The sport, which made its Olympic debut in Sochi, combines speed, acrobatics and incredible combinations in the air.

And on Tuesday, the competitors were ready to put on a show at Rosa Khutor Extreme Park.

The halfpipe wasn’t.

A massive snowstorm hit the course throughout the finals and quickly became the highlight of the event, and our Newsmaker of Day 11.

Skiers had to switch to plan B and perform more cautious routines to avoid crashes due to the bad conditions on the course.

"It was really unfortunate," said American David Wise, who ended up with the gold medal around his neck. "I had all these crazy amazing runs that I wanted to do here at the Olympics but if you can't get the speed you can't do the tricks that you want to do.”

Wise and the rest of the contestants couldn’t show their repertoire to the world as the amount of snow on the pipe limited their speed and ability to reach the height necessary to perform their best tricks.

"Unfortunately, I had to change my run,” Wise said. “The run I completed was like plan C or D even but that's just the way it goes, you've got to adjust and do the best you can."

Edmonton’s Mike Riddle took silver and couldn’t contain the excitement of winning a medal in such bad conditions.

"It's unbelievable," Riddle said. "I put down a good run in what were difficult conditions. I knew I had a chance."
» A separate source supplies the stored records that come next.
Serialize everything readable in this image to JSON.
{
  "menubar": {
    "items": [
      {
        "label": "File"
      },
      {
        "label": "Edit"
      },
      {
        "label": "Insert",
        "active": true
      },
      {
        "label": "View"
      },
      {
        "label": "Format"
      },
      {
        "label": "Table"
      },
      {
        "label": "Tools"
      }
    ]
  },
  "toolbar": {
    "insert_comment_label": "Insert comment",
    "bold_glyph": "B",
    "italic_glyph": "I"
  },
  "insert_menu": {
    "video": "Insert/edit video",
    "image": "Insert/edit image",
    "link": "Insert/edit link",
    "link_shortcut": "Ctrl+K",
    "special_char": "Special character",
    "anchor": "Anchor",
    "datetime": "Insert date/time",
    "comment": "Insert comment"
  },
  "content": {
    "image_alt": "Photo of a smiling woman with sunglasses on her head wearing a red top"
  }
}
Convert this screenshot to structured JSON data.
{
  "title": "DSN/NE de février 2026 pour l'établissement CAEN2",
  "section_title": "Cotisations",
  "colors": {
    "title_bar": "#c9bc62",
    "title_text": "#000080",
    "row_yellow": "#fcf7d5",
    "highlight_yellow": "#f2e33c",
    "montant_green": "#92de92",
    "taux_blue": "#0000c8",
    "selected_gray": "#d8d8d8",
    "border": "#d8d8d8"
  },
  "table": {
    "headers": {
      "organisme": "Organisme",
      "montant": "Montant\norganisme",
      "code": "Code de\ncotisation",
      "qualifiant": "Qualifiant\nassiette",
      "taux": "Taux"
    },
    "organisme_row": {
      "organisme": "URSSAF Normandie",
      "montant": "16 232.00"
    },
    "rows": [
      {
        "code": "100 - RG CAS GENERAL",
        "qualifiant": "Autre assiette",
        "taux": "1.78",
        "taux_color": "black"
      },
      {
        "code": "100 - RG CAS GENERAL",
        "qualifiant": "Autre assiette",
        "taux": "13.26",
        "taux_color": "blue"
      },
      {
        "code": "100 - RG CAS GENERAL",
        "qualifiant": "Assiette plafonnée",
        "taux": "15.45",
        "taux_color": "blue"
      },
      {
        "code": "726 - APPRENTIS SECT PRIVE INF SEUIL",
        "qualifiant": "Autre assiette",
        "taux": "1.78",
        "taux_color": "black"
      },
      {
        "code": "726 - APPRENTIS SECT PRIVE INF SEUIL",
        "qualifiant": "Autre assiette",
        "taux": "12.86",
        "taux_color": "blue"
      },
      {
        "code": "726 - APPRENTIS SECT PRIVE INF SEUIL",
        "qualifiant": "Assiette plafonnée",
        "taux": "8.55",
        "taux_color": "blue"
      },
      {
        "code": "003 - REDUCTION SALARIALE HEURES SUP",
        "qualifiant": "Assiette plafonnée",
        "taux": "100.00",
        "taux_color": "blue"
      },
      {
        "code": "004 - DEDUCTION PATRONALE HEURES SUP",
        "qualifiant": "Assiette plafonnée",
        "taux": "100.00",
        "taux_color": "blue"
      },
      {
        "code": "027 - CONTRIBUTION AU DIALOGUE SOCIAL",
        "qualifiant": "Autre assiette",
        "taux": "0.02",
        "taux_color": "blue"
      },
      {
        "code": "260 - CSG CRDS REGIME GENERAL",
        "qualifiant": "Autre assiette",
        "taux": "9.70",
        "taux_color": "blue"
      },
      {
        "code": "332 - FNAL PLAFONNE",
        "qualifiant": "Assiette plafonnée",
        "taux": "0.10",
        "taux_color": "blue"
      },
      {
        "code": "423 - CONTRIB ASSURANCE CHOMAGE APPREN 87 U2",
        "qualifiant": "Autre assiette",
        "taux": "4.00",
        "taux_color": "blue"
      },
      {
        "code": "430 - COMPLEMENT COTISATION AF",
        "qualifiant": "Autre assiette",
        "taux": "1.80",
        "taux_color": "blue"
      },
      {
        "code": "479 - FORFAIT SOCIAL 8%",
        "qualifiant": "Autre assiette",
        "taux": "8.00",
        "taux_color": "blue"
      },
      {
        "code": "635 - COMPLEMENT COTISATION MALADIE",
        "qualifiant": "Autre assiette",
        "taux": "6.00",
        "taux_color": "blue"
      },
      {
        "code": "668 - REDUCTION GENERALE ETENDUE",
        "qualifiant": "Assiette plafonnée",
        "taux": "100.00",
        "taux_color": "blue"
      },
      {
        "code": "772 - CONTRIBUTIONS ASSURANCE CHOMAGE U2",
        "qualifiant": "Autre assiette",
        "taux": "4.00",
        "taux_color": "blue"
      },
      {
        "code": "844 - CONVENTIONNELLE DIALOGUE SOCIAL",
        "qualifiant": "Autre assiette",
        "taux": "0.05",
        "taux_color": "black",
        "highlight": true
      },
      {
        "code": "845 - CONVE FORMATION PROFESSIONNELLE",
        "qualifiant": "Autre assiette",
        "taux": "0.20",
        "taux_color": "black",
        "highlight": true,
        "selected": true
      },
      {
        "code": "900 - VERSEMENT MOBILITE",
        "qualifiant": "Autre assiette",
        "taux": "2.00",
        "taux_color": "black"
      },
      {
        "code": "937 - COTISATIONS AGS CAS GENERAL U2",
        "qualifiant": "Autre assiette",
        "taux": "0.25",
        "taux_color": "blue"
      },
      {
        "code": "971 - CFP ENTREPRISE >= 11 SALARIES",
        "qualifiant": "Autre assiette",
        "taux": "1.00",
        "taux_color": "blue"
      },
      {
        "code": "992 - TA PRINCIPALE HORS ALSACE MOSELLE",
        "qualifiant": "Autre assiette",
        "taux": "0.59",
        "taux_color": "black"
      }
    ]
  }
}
The gigantic snowflakes made it almost impossible to see the top of the halfpipe the bottom, which caused even more trouble since that’s the spot where the judges sit.

Calgary’s Justin Dorey, ranked number one in the world, was one of the victims of the sloppy weather and crashed in both of his runs.

A little bit of snow that made the ski halfpipe event a little bit more extreme. Because skiing at high speed while tackling a 22-foot halfpipe is definitely not dangerous enough.